Peroxisome Proliferator-Activated Receptor (PPAR): Balance for Survival in Parasitic Infections

1Department of Microbiology and Immunology, School of Medicine, Temple University, 3400 North Broad Street, Philadelphia, PA 19140, USA
2Department of Cell Biology and Neuroscience, Rutgers, The State University of New Jersey, Piscataway, NJ 08854, USA

Received 31 August 2009; Accepted 10 November 2009

Academic Editor: Luis I. Terrazas

Copyright © 2010 Marion M. Chan et al. This is an open access article distributed under the Creative Commons Attribution License, which permits unrestricted use, distribution, and reproduction in any medium, provided the original work is properly cited.

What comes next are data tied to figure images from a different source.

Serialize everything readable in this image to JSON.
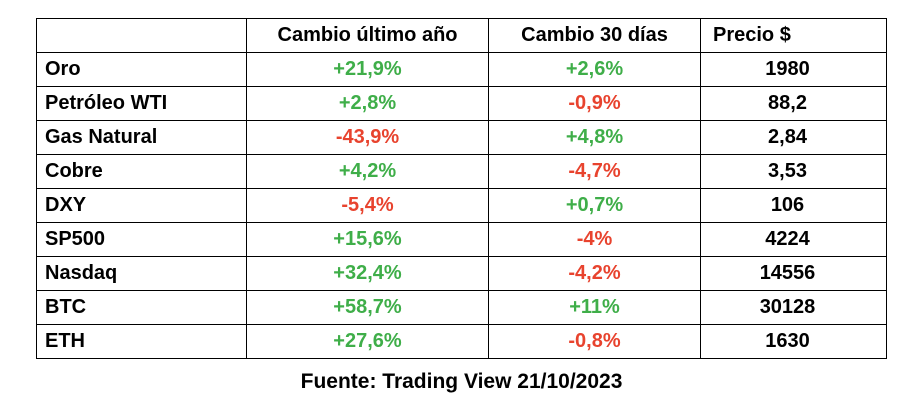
{
  "table": {
    "header": [
      "Cambio último año",
      "Cambio 30 días",
      "Precio $"
    ],
    "rows": [
      [
        "Oro",
        "+21,9%",
        "+2,6%",
        "1980"
      ],
      [
        "Petróleo WTI",
        "+2,8%",
        "-0,9%",
        "88,2"
      ],
      [
        "Gas Natural",
        "-43,9%",
        "+4,8%",
        "2,84"
      ],
      [
        "Cobre",
        "+4,2%",
        "-4,7%",
        "3,53"
      ],
      [
        "DXY",
        "-5,4%",
        "+0,7%",
        "106"
      ],
      [
        "SP500",
        "+15,6%",
        "-4%",
        "4224"
      ],
      [
        "Nasdaq",
        "+32,4%",
        "-4,2%",
        "14556"
      ],
      [
        "BTC",
        "+58,7%",
        "+11%",
        "30128"
      ],
      [
        "ETH",
        "+27,6%",
        "-0,8%",
        "1630"
      ]
    ],
    "colors": {
      "positive": "#3fae49",
      "negative": "#e8432e"
    }
  },
  "footer": "Fuente: Trading View 21/10/2023"
}
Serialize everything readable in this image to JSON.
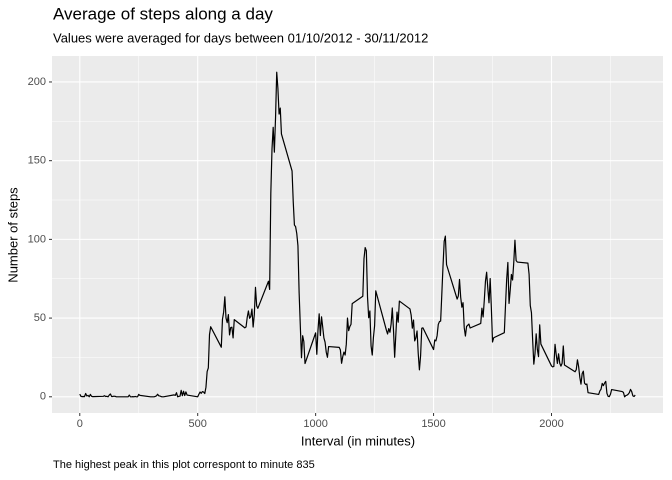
{
  "chart_data": {
    "type": "line",
    "title": "Average of steps along a day",
    "subtitle": "Values were averaged for days between 01/10/2012 - 30/11/2012",
    "x_label": "Interval (in minutes)",
    "y_label": "Number of steps",
    "caption": "The highest peak in this plot correspont to minute 835",
    "color": "#000000",
    "grid": true,
    "xlim": [
      -117.75,
      2472.75
    ],
    "xticks": [
      0,
      500,
      1000,
      1500,
      2000
    ],
    "xminor": [
      250,
      750,
      1250,
      1750,
      2250
    ],
    "ylim": [
      -10.3,
      216.5
    ],
    "yticks": [
      0,
      50,
      100,
      150,
      200
    ],
    "yminor": [
      25,
      75,
      125,
      175
    ],
    "x": [
      0,
      5,
      10,
      15,
      20,
      25,
      30,
      35,
      40,
      45,
      50,
      55,
      100,
      105,
      110,
      115,
      120,
      125,
      130,
      135,
      140,
      145,
      150,
      155,
      200,
      205,
      210,
      215,
      220,
      225,
      230,
      235,
      240,
      245,
      250,
      255,
      300,
      305,
      310,
      315,
      320,
      325,
      330,
      335,
      340,
      345,
      350,
      355,
      400,
      405,
      410,
      415,
      420,
      425,
      430,
      435,
      440,
      445,
      450,
      455,
      500,
      505,
      510,
      515,
      520,
      525,
      530,
      535,
      540,
      545,
      550,
      555,
      600,
      605,
      610,
      615,
      620,
      625,
      630,
      635,
      640,
      645,
      650,
      655,
      700,
      705,
      710,
      715,
      720,
      725,
      730,
      735,
      740,
      745,
      750,
      755,
      800,
      805,
      810,
      815,
      820,
      825,
      830,
      835,
      840,
      845,
      850,
      855,
      900,
      905,
      910,
      915,
      920,
      925,
      930,
      935,
      940,
      945,
      950,
      955,
      1000,
      1005,
      1010,
      1015,
      1020,
      1025,
      1030,
      1035,
      1040,
      1045,
      1050,
      1055,
      1100,
      1105,
      1110,
      1115,
      1120,
      1125,
      1130,
      1135,
      1140,
      1145,
      1150,
      1155,
      1200,
      1205,
      1210,
      1215,
      1220,
      1225,
      1230,
      1235,
      1240,
      1245,
      1250,
      1255,
      1300,
      1305,
      1310,
      1315,
      1320,
      1325,
      1330,
      1335,
      1340,
      1345,
      1350,
      1355,
      1400,
      1405,
      1410,
      1415,
      1420,
      1425,
      1430,
      1435,
      1440,
      1445,
      1450,
      1455,
      1500,
      1505,
      1510,
      1515,
      1520,
      1525,
      1530,
      1535,
      1540,
      1545,
      1550,
      1555,
      1600,
      1605,
      1610,
      1615,
      1620,
      1625,
      1630,
      1635,
      1640,
      1645,
      1650,
      1655,
      1700,
      1705,
      1710,
      1715,
      1720,
      1725,
      1730,
      1735,
      1740,
      1745,
      1750,
      1755,
      1800,
      1805,
      1810,
      1815,
      1820,
      1825,
      1830,
      1835,
      1840,
      1845,
      1850,
      1855,
      1900,
      1905,
      1910,
      1915,
      1920,
      1925,
      1930,
      1935,
      1940,
      1945,
      1950,
      1955,
      2000,
      2005,
      2010,
      2015,
      2020,
      2025,
      2030,
      2035,
      2040,
      2045,
      2050,
      2055,
      2100,
      2105,
      2110,
      2115,
      2120,
      2125,
      2130,
      2135,
      2140,
      2145,
      2150,
      2155,
      2200,
      2205,
      2210,
      2215,
      2220,
      2225,
      2230,
      2235,
      2240,
      2245,
      2250,
      2255,
      2300,
      2305,
      2310,
      2315,
      2320,
      2325,
      2330,
      2335,
      2340,
      2345,
      2350,
      2355
    ],
    "values": [
      1.7,
      0.3,
      0.1,
      0.2,
      0.1,
      2.1,
      0.5,
      0.9,
      0,
      1.5,
      0.3,
      0.1,
      0.3,
      0.7,
      0.2,
      0.3,
      0,
      1.1,
      1.8,
      0.2,
      0.2,
      0.4,
      0.3,
      0,
      0,
      0,
      1.1,
      0,
      0,
      0.1,
      0,
      0.2,
      0,
      0,
      1.5,
      0.9,
      0,
      0,
      0,
      0,
      0.2,
      0.6,
      1.6,
      0.6,
      0.5,
      0.1,
      0,
      0,
      1.2,
      0.9,
      2.6,
      0,
      0.3,
      0.4,
      4.1,
      0.7,
      3.5,
      0.8,
      3.1,
      1.1,
      0,
      1.6,
      3,
      2.2,
      3.3,
      3,
      2.1,
      6.1,
      16,
      18.3,
      39.5,
      44.5,
      31.5,
      49.3,
      53.8,
      63.5,
      50,
      47.1,
      52.2,
      39.3,
      44,
      44.2,
      37.4,
      49,
      43.8,
      44.4,
      50.5,
      54.5,
      49.9,
      51,
      55.7,
      44.3,
      52.3,
      69.5,
      57.8,
      56.2,
      73.4,
      68.2,
      129.4,
      157.5,
      171.2,
      155.4,
      177.3,
      206.2,
      195.9,
      179.6,
      183.4,
      167,
      143.5,
      124,
      109.1,
      108.1,
      103.7,
      95.97,
      66.2,
      45.2,
      24.8,
      38.8,
      35,
      21.1,
      40.6,
      26.98,
      42.4,
      52.7,
      38.9,
      50.8,
      44.3,
      37.4,
      34.7,
      28.3,
      25.1,
      31.9,
      31.4,
      29.7,
      21.3,
      25.5,
      28.4,
      26.5,
      33.4,
      50,
      42,
      44.6,
      46,
      59.2,
      63.9,
      87.7,
      94.8,
      92.8,
      63.4,
      50.2,
      54.5,
      32.4,
      26.5,
      37.7,
      45.1,
      67.3,
      42.3,
      39.9,
      43.3,
      41,
      46.2,
      56.4,
      42.8,
      25.1,
      39.5,
      53.8,
      47.4,
      60.8,
      55.8,
      51.9,
      43.6,
      48.7,
      35.5,
      37.5,
      41.8,
      27.5,
      17.1,
      26.1,
      43.6,
      43.8,
      30,
      36.1,
      35.5,
      38.8,
      45.96,
      47.8,
      48.1,
      65.3,
      82.9,
      98.7,
      102.1,
      83.96,
      62.1,
      64.1,
      74.5,
      63.2,
      56.9,
      59.8,
      43.9,
      38.6,
      44.7,
      45.5,
      46.2,
      43.7,
      46.6,
      56.3,
      50.7,
      61.2,
      73.4,
      79.1,
      68.9,
      59.7,
      75.1,
      56.5,
      34.8,
      37.5,
      40.7,
      58,
      74.7,
      85.3,
      59.3,
      67.8,
      77.7,
      74.2,
      85.3,
      99.5,
      86.6,
      85.6,
      84.9,
      77.8,
      58,
      53.4,
      36.3,
      20.7,
      27.4,
      40,
      30.2,
      25.5,
      45.7,
      33.5,
      19.6,
      19,
      19.3,
      33.3,
      26.8,
      21.2,
      27.3,
      21.3,
      19.5,
      21.3,
      32.3,
      20.2,
      15.9,
      17.2,
      23.5,
      19.2,
      12.5,
      8,
      14.7,
      16.3,
      8.7,
      7.8,
      8.1,
      2.6,
      1.5,
      3.7,
      4.8,
      8.5,
      7.1,
      8.7,
      9.8,
      2.2,
      0.3,
      0.1,
      1.6,
      4.6,
      3.3,
      2.8,
      0,
      0.8,
      1,
      1.6,
      2.6,
      4.7,
      3.3,
      0.6,
      0.2,
      1.1
    ]
  }
}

Parasitic infections induce a magnitude of host responses. At the opposite ends of the spectrum are those that ensure the host's needs to eliminate the invaders and to minimize damage to its own tissues. This review analyzes how parasites would manipulate immunity by activating the immunosuppressive nuclear factor, peroxisome proliferator-activated receptors (PPARs) with type 2 cytokines and free fatty acids from arachidonic acid metabolism. PPARs limit the action of type 1 immunity, in which classically activated macrophages act through the production of proinflammatory signals, to spare the parasites. They also favor the development of alternately activated macrophages which control inflammation so the host would not be destroyed. Possibly, the nuclear factors hold a pivotal role in the establishment of chronic infection by delicately balancing the pro- and anti-inflammatory signaling mechanisms and their ligands may be used as combination therapeutics to limit host pathology.